One child was only interested in electronic circuits.  By age 15 his knowledge in the area was incredible.  However, in any social context in High School he was completely unable to respond to peers except when details of electronic circuits might become the focus of conversation.  Then he would ramble into extraordinary details no other teen could understand, and become agitated and frustrated when they express disinterest.  He was unable to comprehend the social cues, and simply could not stop in-depth explanation of nuances of the circuitry in time to avert a nasty scene.

  • It is something of a myth AD children, adolescents, and adults are in any respect "retarded."  Many are VERY BRIGHT, and some are Gifted, but over time most AD individuals are described by family and professional colleagues as very "odd."   They may be very successful in even very demanding occupations (including Law and Medicine) but have quite restricted social lives, VERY limited interests beyond their special area of expertise, and seem to exhibit (especially to their spouses) an extraordinary "distance" form, lack of identification with, or substantiative emptional attachment to their children.

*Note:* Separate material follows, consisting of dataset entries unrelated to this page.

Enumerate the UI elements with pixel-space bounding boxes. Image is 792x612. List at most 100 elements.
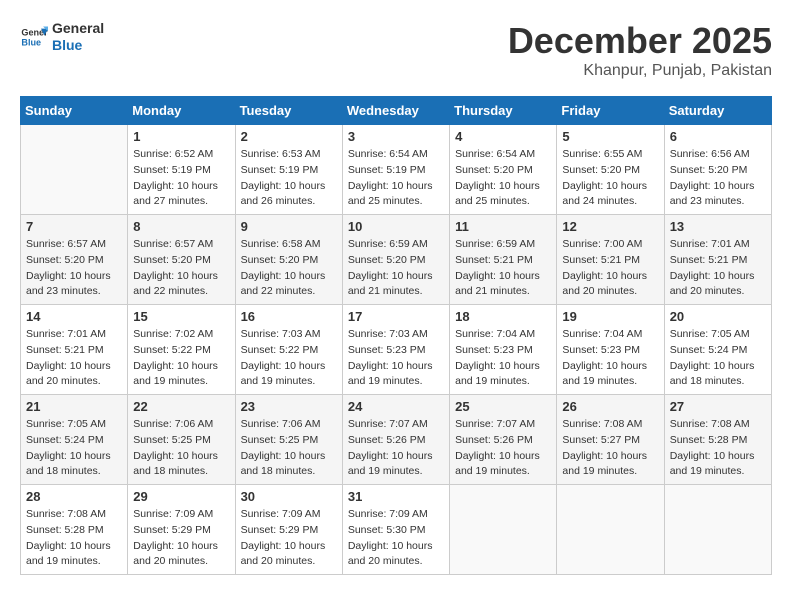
day-number: 29: [133, 489, 229, 504]
day-number: 27: [670, 399, 766, 414]
day-info: Sunrise: 6:52 AMSunset: 5:19 PMDaylight:…: [133, 147, 229, 210]
day-number: 16: [241, 309, 337, 324]
calendar-day-cell: 17 Sunrise: 7:03 AMSunset: 5:23 PMDayligh…: [342, 305, 449, 395]
calendar-day-cell: 25 Sunrise: 7:07 AMSunset: 5:26 PMDayligh…: [450, 395, 557, 485]
day-number: 25: [455, 399, 551, 414]
calendar-week-row: 28Sunrise: 7:08 AMSunset: 5:28 PMDayligh…: [21, 485, 772, 575]
day-info: Sunrise: 6:55 AMSunset: 5:20 PMDaylight:…: [562, 147, 658, 210]
day-info: Sunrise: 6:54 AMSunset: 5:19 PMDaylight:…: [348, 147, 444, 210]
calendar-day-cell: 7 Sunrise: 6:57 AMSunset: 5:20 PMDaylight…: [21, 215, 128, 305]
day-number: 30: [241, 489, 337, 504]
day-info: Sunrise: 7:09 AMSunset: 5:29 PMDaylight:…: [241, 507, 337, 570]
title-section: December 2025 Khanpur, Punjab, Pakistan: [508, 20, 772, 80]
day-number: 24: [348, 399, 444, 414]
day-info: Sunrise: 7:02 AMSunset: 5:22 PMDaylight:…: [133, 327, 229, 390]
day-info: Sunrise: 6:54 AMSunset: 5:20 PMDaylight:…: [455, 147, 551, 210]
calendar-table: SundayMondayTuesdayWednesdayThursdayFrid…: [20, 96, 772, 575]
header: General Blue General Blue December 2025 …: [20, 20, 772, 80]
day-number: 4: [455, 129, 551, 144]
calendar-day-cell: 18Sunrise: 7:04 AMSunset: 5:23 PMDayligh…: [450, 305, 557, 395]
calendar-day-cell: 2Sunrise: 6:53 AMSunset: 5:19 PMDaylight…: [235, 125, 342, 215]
day-info: Sunrise: 7:01 AMSunset: 5:21 PMDaylight:…: [26, 327, 122, 390]
day-number: 13: [670, 219, 766, 234]
day-number: 20: [670, 309, 766, 324]
day-info: Sunrise: 7:08 AMSunset: 5:27 PMDaylight:…: [562, 417, 658, 480]
day-info: Sunrise: 6:59 AMSunset: 5:21 PMDaylight:…: [455, 237, 551, 300]
logo: General Blue General Blue: [20, 20, 104, 54]
day-number: 6: [670, 129, 766, 144]
day-info: Sunrise: 7:07 AMSunset: 5:26 PMDaylight:…: [348, 417, 444, 480]
calendar-day-cell: 19Sunrise: 7:04 AMSunset: 5:23 PMDayligh…: [557, 305, 664, 395]
weekday-header-thursday: Thursday: [450, 97, 557, 125]
calendar-day-cell: 15 Sunrise: 7:02 AMSunset: 5:22 PMDayligh…: [128, 305, 235, 395]
day-info: Sunrise: 7:05 AMSunset: 5:24 PMDaylight:…: [26, 417, 122, 480]
calendar-day-cell: 11Sunrise: 6:59 AMSunset: 5:21 PMDayligh…: [450, 215, 557, 305]
day-number: 10: [348, 219, 444, 234]
calendar-day-cell: 12 Sunrise: 7:00 AMSunset: 5:21 PMDayligh…: [557, 215, 664, 305]
day-number: 22: [133, 399, 229, 414]
day-number: 12: [562, 219, 658, 234]
day-info: Sunrise: 6:59 AMSunset: 5:20 PMDaylight:…: [348, 237, 444, 300]
month-title: December 2025: [508, 20, 772, 62]
calendar-day-cell: [450, 485, 557, 575]
day-info: Sunrise: 7:03 AMSunset: 5:23 PMDaylight:…: [348, 327, 444, 390]
day-info: Sunrise: 7:06 AMSunset: 5:25 PMDaylight:…: [241, 417, 337, 480]
calendar-day-cell: 22Sunrise: 7:06 AMSunset: 5:25 PMDayligh…: [128, 395, 235, 485]
calendar-day-cell: [21, 125, 128, 215]
day-info: Sunrise: 6:56 AMSunset: 5:20 PMDaylight:…: [670, 147, 766, 210]
weekday-header-row: SundayMondayTuesdayWednesdayThursdayFrid…: [21, 97, 772, 125]
calendar-day-cell: 14 Sunrise: 7:01 AMSunset: 5:21 PMDayligh…: [21, 305, 128, 395]
calendar-day-cell: 9 Sunrise: 6:58 AMSunset: 5:20 PMDaylight…: [235, 215, 342, 305]
day-number: 7: [26, 219, 122, 234]
logo-blue: Blue: [52, 37, 104, 54]
location-title: Khanpur, Punjab, Pakistan: [508, 62, 772, 80]
weekday-header-monday: Monday: [128, 97, 235, 125]
day-number: 23: [241, 399, 337, 414]
calendar-day-cell: 6 Sunrise: 6:56 AMSunset: 5:20 PMDaylight…: [664, 125, 771, 215]
calendar-week-row: 1Sunrise: 6:52 AMSunset: 5:19 PMDaylight…: [21, 125, 772, 215]
calendar-week-row: 7 Sunrise: 6:57 AMSunset: 5:20 PMDaylight…: [21, 215, 772, 305]
day-info: Sunrise: 6:58 AMSunset: 5:20 PMDaylight:…: [241, 237, 337, 300]
day-info: Sunrise: 7:08 AMSunset: 5:28 PMDaylight:…: [670, 417, 766, 480]
day-number: 15: [133, 309, 229, 324]
calendar-day-cell: 20 Sunrise: 7:05 AMSunset: 5:24 PMDayligh…: [664, 305, 771, 395]
day-info: Sunrise: 7:04 AMSunset: 5:23 PMDaylight:…: [455, 327, 551, 390]
day-number: 9: [241, 219, 337, 234]
day-info: Sunrise: 7:04 AMSunset: 5:23 PMDaylight:…: [562, 327, 658, 390]
weekday-header-tuesday: Tuesday: [235, 97, 342, 125]
calendar-day-cell: 30 Sunrise: 7:09 AMSunset: 5:29 PMDayligh…: [235, 485, 342, 575]
calendar-day-cell: 3 Sunrise: 6:54 AMSunset: 5:19 PMDaylight…: [342, 125, 449, 215]
day-info: Sunrise: 6:57 AMSunset: 5:20 PMDaylight:…: [26, 237, 122, 300]
day-info: Sunrise: 6:57 AMSunset: 5:20 PMDaylight:…: [133, 237, 229, 300]
calendar-day-cell: 27 Sunrise: 7:08 AMSunset: 5:28 PMDayligh…: [664, 395, 771, 485]
day-info: Sunrise: 7:09 AMSunset: 5:29 PMDaylight:…: [133, 507, 229, 570]
day-number: 2: [241, 129, 337, 144]
calendar-day-cell: 8Sunrise: 6:57 AMSunset: 5:20 PMDaylight…: [128, 215, 235, 305]
day-number: 5: [562, 129, 658, 144]
day-number: 3: [348, 129, 444, 144]
weekday-header-wednesday: Wednesday: [342, 97, 449, 125]
day-number: 17: [348, 309, 444, 324]
logo-general: General: [52, 20, 104, 37]
calendar-day-cell: 4 Sunrise: 6:54 AMSunset: 5:20 PMDaylight…: [450, 125, 557, 215]
calendar-day-cell: 28Sunrise: 7:08 AMSunset: 5:28 PMDayligh…: [21, 485, 128, 575]
day-info: Sunrise: 7:08 AMSunset: 5:28 PMDaylight:…: [26, 507, 122, 570]
weekday-header-sunday: Sunday: [21, 97, 128, 125]
logo-icon: General Blue: [20, 23, 48, 51]
calendar-day-cell: 31 Sunrise: 7:09 AMSunset: 5:30 PMDayligh…: [342, 485, 449, 575]
day-info: Sunrise: 7:09 AMSunset: 5:30 PMDaylight:…: [348, 507, 444, 570]
calendar-day-cell: 29 Sunrise: 7:09 AMSunset: 5:29 PMDayligh…: [128, 485, 235, 575]
calendar-day-cell: [664, 485, 771, 575]
day-info: Sunrise: 7:05 AMSunset: 5:24 PMDaylight:…: [670, 327, 766, 390]
calendar-day-cell: 16 Sunrise: 7:03 AMSunset: 5:22 PMDayligh…: [235, 305, 342, 395]
weekday-header-saturday: Saturday: [664, 97, 771, 125]
svg-text:Blue: Blue: [21, 37, 41, 47]
calendar-day-cell: 5 Sunrise: 6:55 AMSunset: 5:20 PMDaylight…: [557, 125, 664, 215]
day-info: Sunrise: 7:03 AMSunset: 5:22 PMDaylight:…: [241, 327, 337, 390]
weekday-header-friday: Friday: [557, 97, 664, 125]
day-number: 14: [26, 309, 122, 324]
calendar-week-row: 21Sunrise: 7:05 AMSunset: 5:24 PMDayligh…: [21, 395, 772, 485]
day-info: Sunrise: 7:07 AMSunset: 5:26 PMDaylight:…: [455, 417, 551, 480]
day-number: 31: [348, 489, 444, 504]
day-info: Sunrise: 7:00 AMSunset: 5:21 PMDaylight:…: [562, 237, 658, 300]
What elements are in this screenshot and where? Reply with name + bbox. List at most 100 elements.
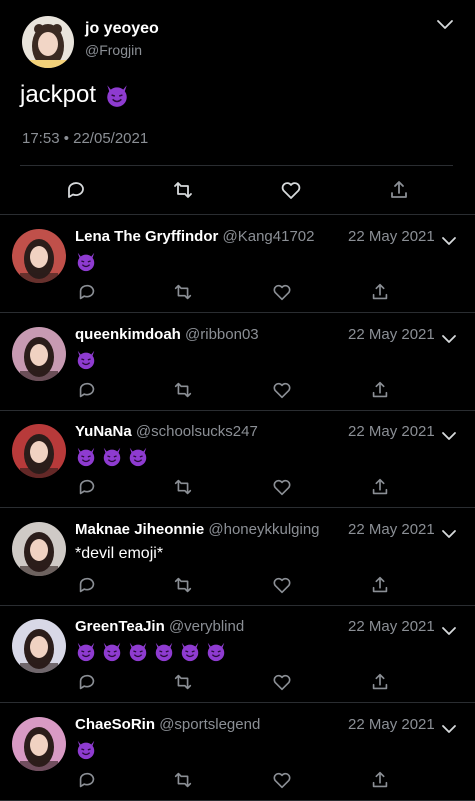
reply-body	[75, 250, 97, 272]
smiling-imp-icon	[101, 445, 123, 467]
avatar[interactable]	[12, 619, 66, 673]
reply-date: 22 May 2021	[348, 326, 435, 343]
share-icon[interactable]	[369, 671, 391, 693]
chevron-down-icon[interactable]	[440, 330, 458, 348]
reply-text: *devil emoji*	[75, 545, 164, 562]
heart-icon[interactable]	[271, 281, 293, 303]
retweet-icon[interactable]	[172, 769, 194, 791]
main-timestamp: 17:53 • 22/05/2021	[22, 130, 149, 147]
chevron-down-icon[interactable]	[440, 232, 458, 250]
main-tweet-text-value: jackpot	[20, 81, 97, 108]
reply-icon[interactable]	[76, 281, 98, 303]
retweet-icon[interactable]	[171, 178, 195, 202]
chevron-down-icon[interactable]	[440, 427, 458, 445]
retweet-icon[interactable]	[172, 379, 194, 401]
reply-header: Maknae Jiheonnie @honeykkulging	[75, 521, 320, 538]
reply-tweet[interactable]: YuNaNa @schoolsucks247 22 May 2021	[0, 410, 475, 507]
reply-body: *devil emoji*	[75, 543, 163, 565]
main-author-name[interactable]: jo yeoyeo	[85, 20, 159, 38]
reply-body	[75, 445, 149, 467]
chevron-down-icon[interactable]	[440, 720, 458, 738]
reply-tweet[interactable]: queenkimdoah @ribbon03 22 May 2021	[0, 313, 475, 410]
smiling-imp-icon	[101, 640, 123, 662]
reply-tweet[interactable]: ChaeSoRin @sportslegend 22 May 2021	[0, 703, 475, 800]
avatar[interactable]	[12, 327, 66, 381]
reply-body	[75, 738, 97, 760]
share-icon[interactable]	[369, 476, 391, 498]
reply-author-name[interactable]: queenkimdoah	[75, 326, 181, 343]
heart-icon[interactable]	[271, 476, 293, 498]
smiling-imp-icon	[179, 640, 201, 662]
chevron-down-icon[interactable]	[434, 14, 456, 36]
chevron-down-icon[interactable]	[440, 525, 458, 543]
retweet-icon[interactable]	[172, 281, 194, 303]
reply-date: 22 May 2021	[348, 423, 435, 440]
share-icon[interactable]	[369, 281, 391, 303]
main-tweet-text: jackpot	[20, 81, 130, 109]
reply-author-name[interactable]: GreenTeaJin	[75, 618, 165, 635]
main-tweet: jo yeoyeo @Frogjin jackpot 17:53 • 22/05…	[0, 0, 475, 215]
smiling-imp-icon	[75, 640, 97, 662]
smiling-imp-icon	[75, 250, 97, 272]
heart-icon[interactable]	[271, 574, 293, 596]
reply-author-name[interactable]: ChaeSoRin	[75, 716, 155, 733]
avatar[interactable]	[12, 717, 66, 771]
heart-icon[interactable]	[271, 769, 293, 791]
reply-header: Lena The Gryffindor @Kang41702	[75, 228, 315, 245]
reply-header: GreenTeaJin @veryblind	[75, 618, 244, 635]
share-icon[interactable]	[369, 769, 391, 791]
smiling-imp-icon	[153, 640, 175, 662]
heart-icon[interactable]	[279, 178, 303, 202]
smiling-imp-icon	[75, 348, 97, 370]
smiling-imp-icon	[127, 445, 149, 467]
smiling-imp-icon	[127, 640, 149, 662]
avatar[interactable]	[12, 229, 66, 283]
reply-author-handle[interactable]: @veryblind	[169, 618, 244, 635]
reply-icon[interactable]	[76, 574, 98, 596]
main-avatar[interactable]	[22, 16, 74, 68]
reply-author-handle[interactable]: @ribbon03	[185, 326, 259, 343]
reply-tweet[interactable]: Maknae Jiheonnie @honeykkulging 22 May 2…	[0, 508, 475, 605]
reply-date: 22 May 2021	[348, 716, 435, 733]
avatar[interactable]	[12, 522, 66, 576]
retweet-icon[interactable]	[172, 671, 194, 693]
heart-icon[interactable]	[271, 671, 293, 693]
reply-header: queenkimdoah @ribbon03	[75, 326, 259, 343]
reply-header: ChaeSoRin @sportslegend	[75, 716, 260, 733]
chevron-down-icon[interactable]	[440, 622, 458, 640]
reply-date: 22 May 2021	[348, 521, 435, 538]
heart-icon[interactable]	[271, 379, 293, 401]
main-action-bar	[0, 176, 475, 204]
reply-header: YuNaNa @schoolsucks247	[75, 423, 258, 440]
reply-icon[interactable]	[76, 476, 98, 498]
retweet-icon[interactable]	[172, 476, 194, 498]
share-icon[interactable]	[369, 574, 391, 596]
reply-tweet[interactable]: Lena The Gryffindor @Kang41702 22 May 20…	[0, 215, 475, 312]
reply-icon[interactable]	[64, 178, 88, 202]
reply-author-handle[interactable]: @sportslegend	[159, 716, 260, 733]
divider	[20, 165, 453, 166]
reply-author-handle[interactable]: @schoolsucks247	[136, 423, 258, 440]
retweet-icon[interactable]	[172, 574, 194, 596]
reply-tweet[interactable]: GreenTeaJin @veryblind 22 May 2021	[0, 605, 475, 702]
reply-author-name[interactable]: Maknae Jiheonnie	[75, 521, 204, 538]
reply-date: 22 May 2021	[348, 228, 435, 245]
smiling-imp-icon	[205, 640, 227, 662]
reply-author-name[interactable]: YuNaNa	[75, 423, 132, 440]
smiling-imp-icon	[75, 445, 97, 467]
reply-date: 22 May 2021	[348, 618, 435, 635]
reply-body	[75, 348, 97, 370]
reply-author-handle[interactable]: @honeykkulging	[208, 521, 319, 538]
reply-icon[interactable]	[76, 769, 98, 791]
share-icon[interactable]	[369, 379, 391, 401]
share-icon[interactable]	[387, 178, 411, 202]
main-author-handle[interactable]: @Frogjin	[85, 42, 142, 58]
reply-icon[interactable]	[76, 671, 98, 693]
reply-body	[75, 640, 227, 662]
reply-icon[interactable]	[76, 379, 98, 401]
smiling-imp-icon	[104, 82, 130, 108]
reply-author-name[interactable]: Lena The Gryffindor	[75, 228, 218, 245]
reply-author-handle[interactable]: @Kang41702	[223, 228, 315, 245]
smiling-imp-icon	[75, 738, 97, 760]
avatar[interactable]	[12, 424, 66, 478]
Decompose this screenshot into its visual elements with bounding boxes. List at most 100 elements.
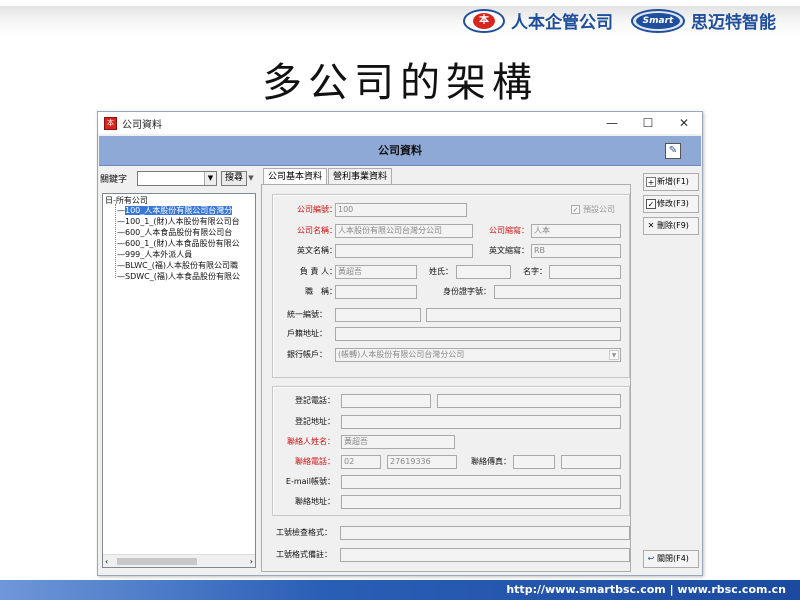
tree-item[interactable]: —999_人本外派人員	[117, 249, 192, 260]
en-name-label: 英文名稱：	[297, 246, 337, 255]
brand-smart: Smart 思迈特智能	[631, 8, 776, 33]
close-form-button[interactable]: ↩ 關閉(F4)	[643, 550, 699, 568]
tree-item[interactable]: —BLWC_(福)人本股份有限公司職	[117, 260, 238, 271]
chevron-down-icon[interactable]: ▼	[247, 171, 255, 186]
edit-image-icon[interactable]: ✎	[665, 143, 681, 159]
surname-field[interactable]	[456, 265, 511, 279]
keyword-label: 關鍵字	[100, 175, 128, 185]
given-name-label: 名字：	[523, 267, 547, 276]
given-name-field[interactable]	[549, 265, 621, 279]
contact-address-field[interactable]	[341, 495, 621, 509]
contact-phone-label: 聯絡電話：	[295, 457, 335, 466]
footer-band: http://www.smartbsc.com | www.rbsc.com.c…	[0, 580, 800, 600]
tree-item[interactable]: —600_1_(財)人本食品股份有限公	[117, 238, 240, 249]
company-code-field[interactable]: 100	[335, 203, 467, 217]
reg-address-label: 登記地址：	[295, 417, 335, 426]
tree-item[interactable]: —SDWC_(福)人本食品股份有限公	[117, 271, 240, 282]
household-address-label: 戶籍地址：	[287, 329, 327, 338]
default-company-checkbox[interactable]: ✓ 預設公司	[571, 204, 615, 216]
tax-id-label: 統一編號：	[287, 310, 327, 319]
contact-fax-number-field[interactable]	[561, 455, 621, 469]
left-pane: 關鍵字 ▼ 搜尋 ▼ 日-所有公司 —100_人本股份有限公司台灣分 —100_…	[99, 168, 256, 573]
contact-name-field[interactable]: 黃超吾	[341, 435, 455, 449]
brand-name: 人本企管公司	[511, 13, 613, 33]
reg-phone-extra-field[interactable]	[437, 394, 621, 408]
tree-item[interactable]: —100_人本股份有限公司台灣分	[117, 205, 233, 216]
contact-phone-number-field[interactable]: 27619336	[387, 455, 457, 469]
en-abbr-label: 英文縮寫：	[489, 246, 529, 255]
reg-phone-label: 登記電話：	[295, 396, 335, 405]
slide: 本 人本企管公司 Smart 思迈特智能 多公司的架構 本 公司資料 — ☐ ✕…	[0, 0, 800, 600]
brand-renben: 本 人本企管公司	[463, 8, 613, 33]
emp-no-format-label: 工號檢查格式：	[276, 528, 332, 537]
company-tree[interactable]: 日-所有公司 —100_人本股份有限公司台灣分 —100_1_(財)人本股份有限…	[102, 193, 256, 568]
horizontal-scrollbar[interactable]: ‹ ›	[103, 554, 255, 567]
title-field[interactable]	[335, 285, 417, 299]
chevron-right-icon[interactable]: ›	[250, 555, 253, 567]
emp-no-note-label: 工號格式備註：	[276, 550, 332, 559]
company-window: 本 公司資料 — ☐ ✕ 公司資料 ✎ 關鍵字 ▼ 搜尋 ▼ 日-所有公司 —1…	[97, 111, 703, 576]
scrollbar-thumb[interactable]	[117, 558, 197, 565]
surname-label: 姓氏：	[429, 267, 453, 276]
en-abbr-field[interactable]: RB	[531, 244, 621, 258]
tax-id-extra-field[interactable]	[426, 308, 621, 322]
owner-field[interactable]: 黃超吾	[335, 265, 417, 279]
title-label: 職 稱：	[305, 287, 337, 296]
tab-company-basic[interactable]: 公司基本資料	[263, 168, 328, 185]
renben-logo-icon: 本	[463, 8, 505, 33]
company-name-field[interactable]: 人本股份有限公司台灣分公司	[335, 224, 473, 238]
tab-content: 公司編號： 100 ✓ 預設公司 公司名稱： 人本股份有限公司台灣分公司 公司縮寫…	[261, 184, 631, 572]
company-abbr-field[interactable]: 人本	[531, 224, 621, 238]
contact-fax-label: 聯絡傳真：	[471, 457, 511, 466]
contact-fax-area-field[interactable]	[513, 455, 555, 469]
search-button[interactable]: 搜尋	[220, 171, 247, 186]
new-document-icon: +	[646, 176, 656, 187]
minimize-button[interactable]: —	[595, 112, 629, 134]
id-number-label: 身份證字號：	[443, 287, 491, 296]
keyword-combo[interactable]: ▼	[137, 171, 217, 186]
reg-phone-field[interactable]	[341, 394, 431, 408]
close-window-button[interactable]: ✕	[667, 112, 701, 134]
contact-info-group: 登記電話： 登記地址： 聯絡人姓名： 黃超吾 聯絡電話： 02 27619336…	[272, 386, 630, 516]
window-titlebar[interactable]: 本 公司資料 — ☐ ✕	[98, 112, 702, 134]
maximize-button[interactable]: ☐	[631, 112, 665, 134]
add-button[interactable]: + 新增(F1)	[643, 173, 699, 191]
chevron-down-icon[interactable]: ▼	[203, 172, 216, 185]
emp-no-note-field[interactable]	[340, 548, 630, 562]
owner-label: 負 責 人：	[299, 267, 337, 276]
return-arrow-icon: ↩	[647, 553, 655, 563]
keyword-row: 關鍵字 ▼ 搜尋 ▼	[100, 171, 255, 186]
tree-item[interactable]: —600_人本食品股份有限公司台	[117, 227, 232, 238]
tab-business-info[interactable]: 營利事業資料	[328, 168, 393, 184]
smart-logo-icon: Smart	[631, 8, 685, 33]
checkbox-edit-icon: ✓	[646, 198, 656, 209]
app-icon: 本	[104, 116, 117, 130]
chevron-left-icon[interactable]: ‹	[105, 555, 108, 567]
contact-phone-area-field[interactable]: 02	[341, 455, 381, 469]
tree-connector	[115, 204, 116, 278]
bank-account-select[interactable]: (帳轉)人本股份有限公司台灣分公司 ▼	[335, 348, 621, 362]
header-band: 公司資料 ✎	[99, 136, 701, 166]
footer-links[interactable]: http://www.smartbsc.com | www.rbsc.com.c…	[506, 580, 786, 600]
edit-button[interactable]: ✓ 修改(F3)	[643, 195, 699, 213]
email-field[interactable]	[341, 475, 621, 489]
contact-name-label: 聯絡人姓名：	[287, 437, 335, 446]
en-name-field[interactable]	[335, 244, 473, 258]
bank-account-label: 銀行帳戶：	[287, 350, 327, 359]
close-x-icon: ✕	[647, 220, 655, 230]
contact-address-label: 聯絡地址：	[295, 497, 335, 506]
reg-address-field[interactable]	[341, 415, 621, 429]
household-address-field[interactable]	[335, 327, 621, 341]
tax-id-field[interactable]	[335, 308, 421, 322]
emp-no-format-field[interactable]	[340, 526, 630, 540]
brand-name: 思迈特智能	[691, 13, 776, 33]
chevron-down-icon[interactable]: ▼	[609, 350, 619, 360]
delete-button[interactable]: ✕ 刪除(F9)	[643, 217, 699, 235]
tree-item[interactable]: —100_1_(財)人本股份有限公司台	[117, 216, 240, 227]
id-number-field[interactable]	[494, 285, 621, 299]
header-title: 公司資料	[378, 144, 422, 157]
window-title: 公司資料	[122, 119, 162, 131]
check-icon: ✓	[571, 205, 580, 214]
company-name-label: 公司名稱：	[297, 226, 337, 235]
tab-strip: 公司基本資料 營利事業資料	[263, 168, 393, 185]
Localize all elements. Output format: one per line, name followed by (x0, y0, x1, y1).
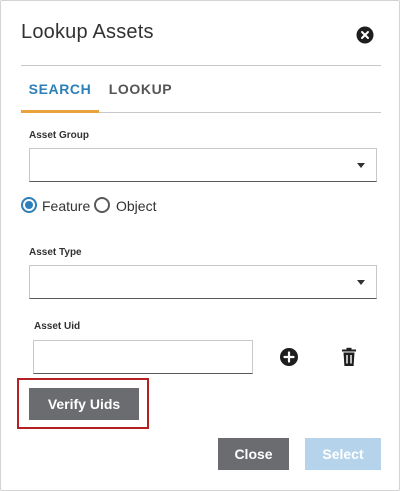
lookup-assets-dialog: Lookup Assets SEARCH LOOKUP Asset Group … (0, 0, 400, 491)
plus-circle-icon[interactable] (279, 347, 299, 367)
asset-group-label: Asset Group (29, 130, 90, 141)
asset-type-label: Asset Type (29, 247, 82, 258)
radio-feature-label[interactable]: Feature (42, 197, 90, 215)
chevron-down-icon (357, 280, 365, 285)
trash-icon[interactable] (339, 347, 359, 367)
close-icon[interactable] (356, 26, 374, 44)
asset-uid-label: Asset Uid (34, 321, 81, 332)
dialog-title: Lookup Assets (21, 21, 154, 43)
asset-group-select[interactable] (29, 148, 377, 182)
tab-lookup[interactable]: LOOKUP (103, 66, 178, 110)
asset-type-select[interactable] (29, 265, 377, 299)
radio-feature[interactable] (21, 197, 37, 213)
chevron-down-icon (357, 163, 365, 168)
radio-object[interactable] (94, 197, 110, 213)
tab-search[interactable]: SEARCH (21, 66, 99, 113)
tab-bar: SEARCH LOOKUP (21, 66, 381, 113)
verify-uids-button[interactable]: Verify Uids (29, 388, 139, 420)
select-button[interactable]: Select (305, 438, 381, 470)
radio-object-label[interactable]: Object (116, 197, 156, 215)
asset-uid-input[interactable] (33, 340, 253, 374)
close-button[interactable]: Close (218, 438, 289, 470)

  • The other side of this coin is: AD children often are incapable of exhibiting or expressing substantiative emotional attachment to and caring about family members or friends (as in the example of Grandma June's death).  This may very easily be confused with a condition (loosely) labeled in "psychological" terms Attachment Disorder, an observation I attribute to my colleague Thomas Blitsch, MFCC.  Indeed there is seemingly a lack of emotional reciprosity in  many of these children, but it is common for them to be very, very upset when a friend moves away or a family member dies, and after a period of apparent indifference repeatedly refer to, or ask about the friend or relative long after one might expect the matter would be forgotten or resolved in a manner normative for their age.  AD children may be unable to express " attachment" at the time one expects, but this does NOT mean it is entirely absent.

As you can certainly see, AD children are not easily diagnosed, and they are a challenge to treat!

Corydon G. Clark, M.D.


B. Myles, R. Simpson ASPERGER DISORDER, paperback, Pro-Ed Publishers, 1998

Frith, U. AUTISM AND ASPERGER SYNDROME, hardcover, Cambridge University press, 1991

Attwood, A. ASPERGER SYNDROME: A Guide for Parents and Professionals, Jessica Kingsley Publishers, 1997

Please Note:

EDUCATORS:  The Myles and Simpson book is an outstanding reference devoted 75% or more to teaching interventions for AD children.

PHYSICIANS and PSYCHOLOGISTS: The book edited by Dr. Uta Frith is most highly recommended; it is a compilation of scientific papers from a variety of experts.  WARNING: HEAVY GOING and very technical.

PARENTS and PATIENTS:  Dr. Attwoods book is the outstanding reference in this field to date.